Signed-off-by: Chris Waldon <christopher.waldon.dev@gmail.com>
This commit restructures seekPosition from a complex state-manipulating
loop into a simple loop of iteratively applying an increment operation
to the combinedPos. The increment operation itself is now tested, and
much easier to understand.
Signed-off-by: Chris Waldon <christopher.waldon.dev@gmail.com>
This commit switches the way in which the editor and helper functions check
for RTL text from a heuristic to using the actual text direction.
Signed-off-by: Chris Waldon <christopher.waldon.dev@gmail.com>
Before this change, an IME text edit would always have its newlines
replaced with spaces. However, for Editors where Submit is enabled
we want newlines to result in SubmitEvents.

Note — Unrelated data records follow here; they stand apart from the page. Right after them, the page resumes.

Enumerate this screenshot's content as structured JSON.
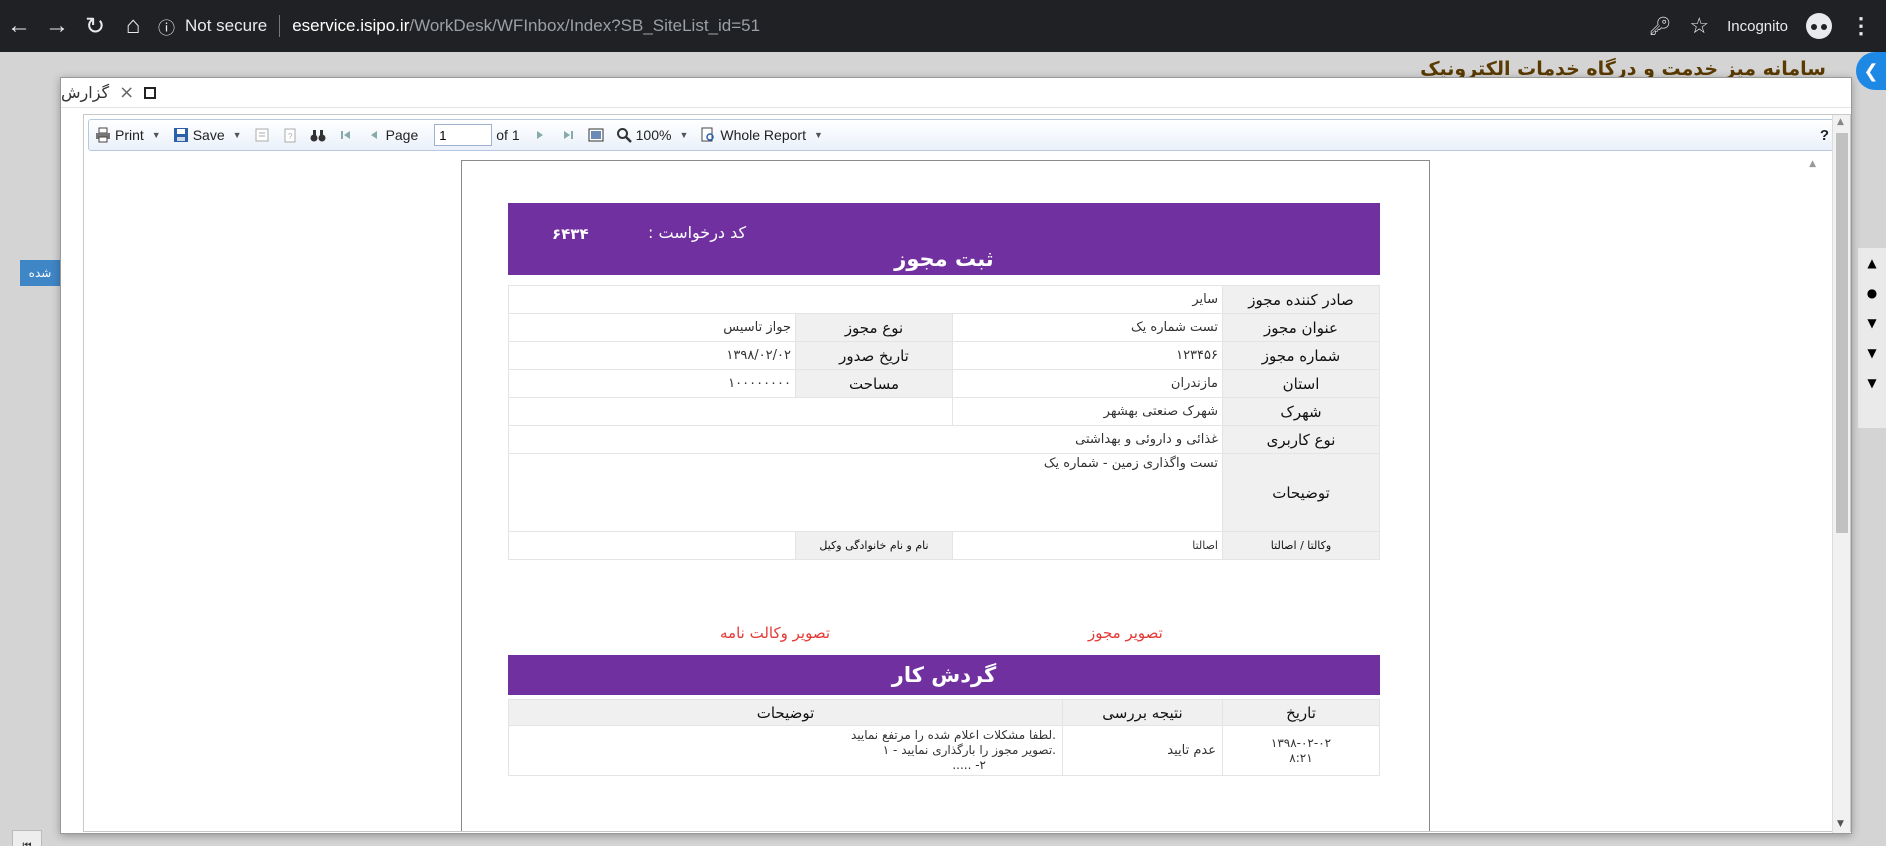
{
  "browser": {
    "security_label": "Not secure",
    "url_host": "eservice.isipo.ir",
    "url_path": "/WorkDesk/WFInbox/Index?SB_SiteList_id=51",
    "incognito_label": "Incognito"
  },
  "background": {
    "page_title": "سامانه میز خدمت و درگاه خدمات الکترونیک",
    "badge_label": "شده"
  },
  "modal": {
    "title": "گزارش"
  },
  "toolbar": {
    "print_label": "Print",
    "save_label": "Save",
    "page_label": "Page",
    "page_value": "1",
    "of_label": "of 1",
    "zoom_label": "100%",
    "view_label": "Whole Report",
    "help_label": "?"
  },
  "report": {
    "code_label": "کد درخواست :",
    "code_value": "۶۴۳۴",
    "title": "ثبت مجوز",
    "rows": {
      "issuer_label": "صادر کننده مجوز",
      "issuer_value": "سایر",
      "license_title_label": "عنوان مجوز",
      "license_title_value": "تست شماره یک",
      "license_type_label": "نوع مجوز",
      "license_type_value": "جواز تاسیس",
      "license_number_label": "شماره مجوز",
      "license_number_value": "۱۲۳۴۵۶",
      "issue_date_label": "تاریخ صدور",
      "issue_date_value": "۱۳۹۸/۰۲/۰۲",
      "province_label": "استان",
      "province_value": "مازندران",
      "area_label": "مساحت",
      "area_value": "۱۰۰۰۰۰۰۰۰",
      "town_label": "شهرک",
      "town_value": "شهرک صنعتی بهشهر",
      "usage_label": "نوع کاربری",
      "usage_value": "غذائی و داروئی و بهداشتی",
      "description_label": "توضیحات",
      "description_value": "تست واگذاری زمین - شماره یک",
      "agency_label": "وکالتا / اصالتا",
      "agency_value": "اصالتا",
      "attorney_label": "نام و نام خانوادگی وکیل",
      "attorney_value": ""
    },
    "license_image_link": "تصویر مجوز",
    "attorney_image_link": "تصویر وکالت نامه",
    "workflow_title": "گردش کار",
    "workflow_headers": {
      "date": "تاریخ",
      "result": "نتیجه بررسی",
      "description": "توضیحات"
    },
    "workflow_row": {
      "date_line1": "۱۳۹۸-۰۲-۰۲",
      "date_line2": "۸:۲۱",
      "result": "عدم تایید",
      "desc_line1": ".لطفا مشکلات اعلام شده را مرتفع نمایید",
      "desc_line2": ".تصویر مجوز را بارگذاری نمایید - ۱",
      "desc_line3": "۲- ....."
    }
  },
  "colors": {
    "band": "#7030a0",
    "link": "#e53935",
    "chrome": "#202124"
  }
}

Signed-off-by: Elias Naur <mail@eliasnaur.com>
This commit adds a simple linear-history undo/redo mechanism to
widget.Editor bound to Short-(Shift)-Z as well as tests for this
new feature.
Notes on the implementation:
- using a slice to hold the history does mean that we incur
allocations as the user types, but I hope that the Go slice
growth heuristic means that the number of times we pay this
penalty is very small. We also never shrink the slice in this
implementation, which ensures that undoing work and then making
additional modifications is very efficient, but could be framed
as a memory leak.
- this implementation creates a new history element every time
we call replace(). This means that, on desktop, it's essentially
one per rune of input. Users likely want to be able to undo larger
units of change, so a future improvement could be to coalesce
changes so long as the selection doesn't change between them.

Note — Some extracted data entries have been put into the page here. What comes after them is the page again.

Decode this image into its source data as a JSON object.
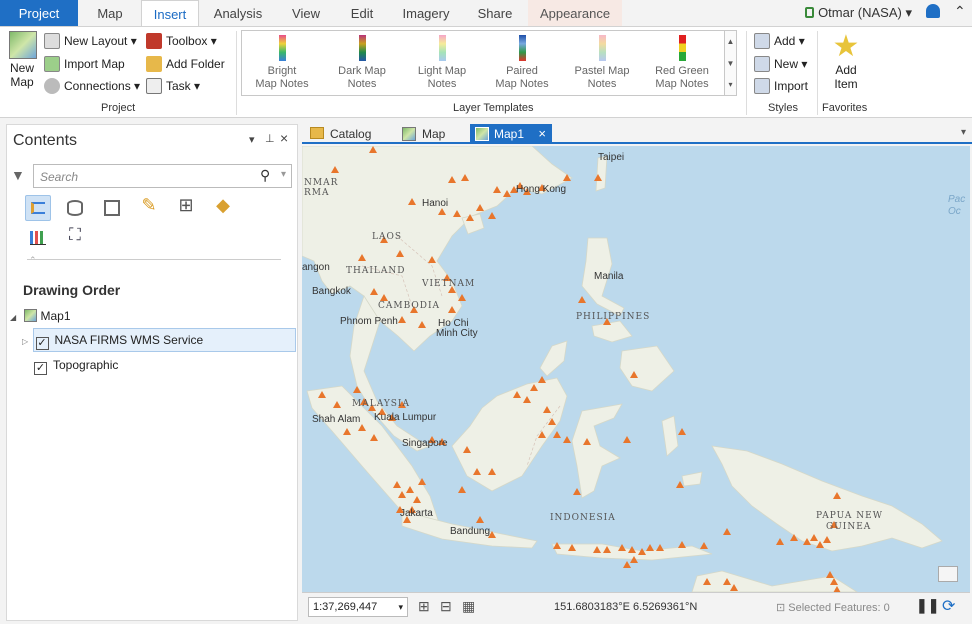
{
  "ribbon_tabs": [
    {
      "label": "Project"
    },
    {
      "label": "Map"
    },
    {
      "label": "Insert"
    },
    {
      "label": "Analysis"
    },
    {
      "label": "View"
    },
    {
      "label": "Edit"
    },
    {
      "label": "Imagery"
    },
    {
      "label": "Share"
    },
    {
      "label": "Appearance"
    }
  ],
  "user": {
    "name": "Otmar (NASA)"
  },
  "project_group": {
    "new_map": "New Map",
    "new_layout": "New Layout",
    "import_map": "Import Map",
    "connections": "Connections",
    "toolbox": "Toolbox",
    "add_folder": "Add Folder",
    "task": "Task",
    "label": "Project"
  },
  "layer_templates": {
    "label": "Layer Templates",
    "items": [
      {
        "line1": "Bright",
        "line2": "Map Notes"
      },
      {
        "line1": "Dark Map",
        "line2": "Notes"
      },
      {
        "line1": "Light Map",
        "line2": "Notes"
      },
      {
        "line1": "Paired",
        "line2": "Map Notes"
      },
      {
        "line1": "Pastel Map",
        "line2": "Notes"
      },
      {
        "line1": "Red Green",
        "line2": "Map Notes"
      }
    ]
  },
  "styles_group": {
    "add": "Add",
    "new": "New",
    "import": "Import",
    "label": "Styles"
  },
  "favorites_group": {
    "add_item": "Add Item",
    "label": "Favorites"
  },
  "contents": {
    "title": "Contents",
    "search_placeholder": "Search",
    "drawing_order": "Drawing Order",
    "map_name": "Map1",
    "layers": [
      {
        "name": "NASA FIRMS WMS Service",
        "checked": true
      },
      {
        "name": "Topographic",
        "checked": true
      }
    ]
  },
  "view_tabs": [
    {
      "label": "Catalog"
    },
    {
      "label": "Map"
    },
    {
      "label": "Map1"
    }
  ],
  "map_labels": {
    "taipei": "Taipei",
    "hong_kong": "Hong Kong",
    "hanoi": "Hanoi",
    "myanmar": "NMAR",
    "myanmar2": "RMA",
    "laos": "LAOS",
    "thailand": "THAILAND",
    "vietnam": "VIETNAM",
    "yangon": "angon",
    "bangkok": "Bangkok",
    "cambodia": "CAMBODIA",
    "phnom_penh": "Phnom Penh",
    "hcmc1": "Ho Chi",
    "hcmc2": "Minh City",
    "manila": "Manila",
    "philippines": "PHILIPPINES",
    "malaysia": "MALAYSIA",
    "kuala_lumpur": "Kuala Lumpur",
    "shah_alam": "Shah Alam",
    "singapore": "Singapore",
    "indonesia": "INDONESIA",
    "jakarta": "Jakarta",
    "bandung": "Bandung",
    "png1": "PAPUA NEW",
    "png2": "GUINEA",
    "pacific1": "Pac",
    "pacific2": "Oc"
  },
  "status": {
    "scale": "1:37,269,447",
    "coordinates": "151.6803183°E 6.5269361°N",
    "selected_features": "Selected Features: 0"
  },
  "colors": {
    "accent": "#1f6fc5",
    "fire_marker": "#e8762c",
    "water": "#bcd9ec",
    "land": "#eef0e6"
  }
}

- I think it's possible to store only one of the Apply/Reverse
change contents in the history slice, but it's significantly
more complicated. To implement this, you'd need to add a field
indicating if the modification represented a forward or backward
change, and then rewrite the modification's content as you performed
undo/redo operations.For the time being, I'm not sure it's worth
this complexity.
- Future work could introduce a limit to the number of history
entries stored. If we did this, we should also change the
data structure for storing history. Enforcing such a limit
using a simple slice like this would be extremely inefficient.
Perhaps a ring buffer or a linked list would make more sense?
- Applications will likely want to be able to manipulate undo
history in the future. We may wish to export undo() and redo()
from the editor. Applications will also likely want a mechanism
to save the undo history to disk and restore it (implementing
persistent undo). I'm not sure what the most suitable API for
that is yet, so I decided not to try to tackle it yet.